Arzneimittelforschung. 1997 Jul;47(7):879-84.
A survey of the incidence of spontaneous pancreatic tumours in CD rats was carried out. The survey revealed islet cell adenomas to be the most common of pancreatic tumours with a higher incidence in untreated males (11.7% in comparison to in females 5.5%). 9040 untreated and 24578 treated rats were included in this survey. These rats were from two year carcinogenicity studies over a 15 year period. The sex difference appeared also in the incidence of islet cell carcinoma (males 2.4% vs females 1%). The third type of tumour was exocrine adenoma with an incidence of 2% in males, 0.1% in females. The last type, which was very rare in this strain, was exocrine carcinoma (0.08% in males, 0.02% in females). The tumour incidences were more in rats killed at termination than in those died or killed earlier during the study suggesting a late onset of these tumours. Exocrine carcinoma was rarest of all pancreatic tumours. In contrast to man, rat pancreatic tumours were not life-threatening in rats, except for exocrine carcinoma. Pancreatic tumours are somewhat age-related as they were very rare in young rats and appeared mainly in rats over 70 weeks of age. Cystic exocrine adenoma, cystic or duct exocrine adenocarcinoma reported in man, were not seen in rats. Exocrine tumours are fatal tumours in man with very poor prognosis. Pancreatic carcinomas in rats mostly showed only local invasion. On very rare occasions they showed metastasis in to liver, lung and bone marrow.
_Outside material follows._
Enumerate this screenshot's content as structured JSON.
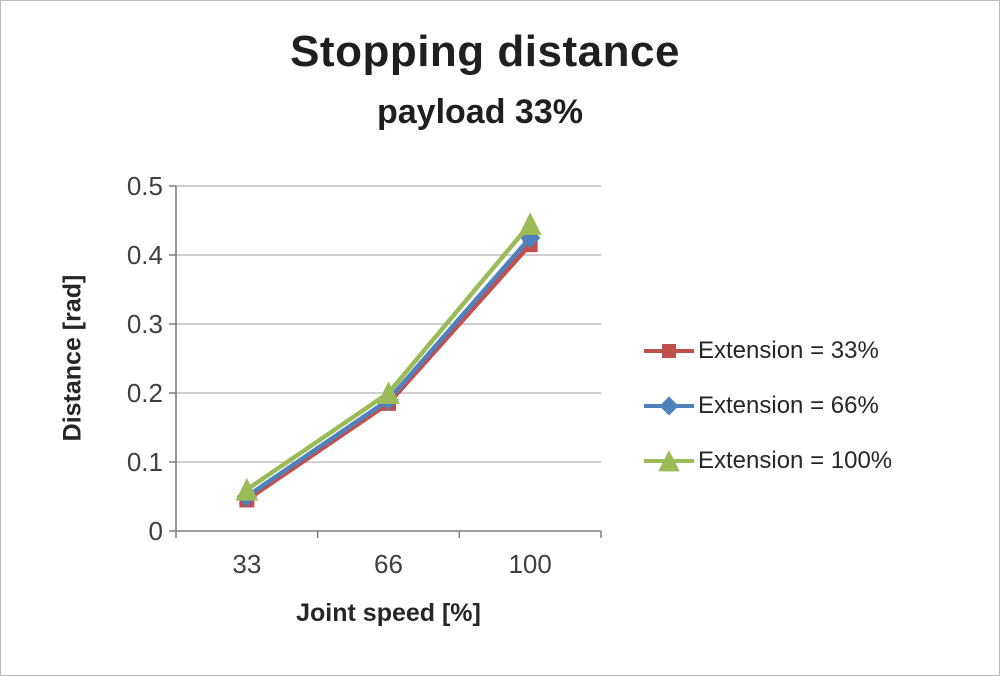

Ductal/cystic exocrine carcinoma of man showed metastasis to liver, peripancreatic lymph nodes, lymphatics, skeletal muscle and the lung. Exocrine adenocarcinoma in man was twice as common in males as in females, comparable to the general incidence of pancreatic tumours in rats. Islet cell tumours in man show no clear difference between males and females which is in contrast to rats. Both in man and in rats pancreatic tumours appear to occur in the latter half of life span.